Tendo em vista este cenário, todos têm a ganhar se as teses e dissertações forem concisas e objetivas. Informação da maior base de dados de teses de doutorado, ProQuest, situada em Ann Arbor, Michigan, EUA, indica que o número médio de páginas de uma tese aumentou de cerca de 100 nos anos 1950 para ao redor de 200 atualmente, fato mencionado no artigo de Julie Gold na Nature2. Evidentemente, o número de páginas não é proporcional à qualidade ou originalidade do trabalho, mas, a despeito disso, é difícil conscientizar os estudantes a reduzir o volume das teses, o que as tornaria mais fáceis de escrever, ler e avaliar.

Se a tese propriamente dita tem estrutura semelhante em muitos países, há uma grande diversidade na forma como ela é avaliada e o candidato arguido. A defesa de tese, viva voce (em latim) ou defence (em inglês) tem diferentes formatos nos países. Na Holanda, a defesa conta com vários examinadores e uma breve apresentação do trabalho pelo candidato, sendo aberta ao público. Na Austrália, o volume impresso da tese é encaminhado aos examinadores, que fazem comentários por escrito e a retornam ao candidato. Ele ou ela fará uma apresentação mais tarde, mas esta não influirá no resultado final. No Brasil, há instituições que conduzem defesas de tese abertas ao público, outras que o fazem em uma sessão que inclui apenas o candidato, o orientador e a banca examinadora.

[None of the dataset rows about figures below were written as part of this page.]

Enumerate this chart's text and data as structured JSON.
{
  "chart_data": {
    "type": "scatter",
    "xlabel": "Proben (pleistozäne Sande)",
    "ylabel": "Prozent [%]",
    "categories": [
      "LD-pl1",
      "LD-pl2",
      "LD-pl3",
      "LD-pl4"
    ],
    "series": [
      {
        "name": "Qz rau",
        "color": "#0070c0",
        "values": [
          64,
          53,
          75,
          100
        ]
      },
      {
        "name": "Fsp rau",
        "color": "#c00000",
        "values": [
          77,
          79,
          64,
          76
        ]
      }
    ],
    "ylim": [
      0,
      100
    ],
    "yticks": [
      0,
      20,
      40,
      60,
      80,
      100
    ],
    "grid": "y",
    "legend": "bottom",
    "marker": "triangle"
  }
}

Com o intuito de agilizar a redação e avaliação da tese, instituições e programas de pós-graduação de vários países, inclusive do Brasil, estão optando por permitir que os candidatos que têm artigos publicados decorrentes da pesquisa do mestrado ou doutorado, substituam a redação dos capítulos da tese por estes artigos, encabeçados por uma introdução, conclusão e revisão da literatura científica. Os critérios para julgar quais artigos podem substituir a redação da tese ficam a cargo da coordenação dos programas de pós-graduação. A CAPES, órgão que atribui conceitos aos cursos de pós-graduação em todo o país, reconhece esta modalidade de tese, assim como a FAPESP e Fundações de Amparo à Pesquisa de outros estados, na concessão de bolsas e auxílios. O fato de o candidato ter trabalhos publicados em periódicos bem avaliados, entretanto, não o isenta da defesa da dissertação ou tese, que deve ocorrer de acordo com os critérios estabelecidos pela instituição de ensino superior.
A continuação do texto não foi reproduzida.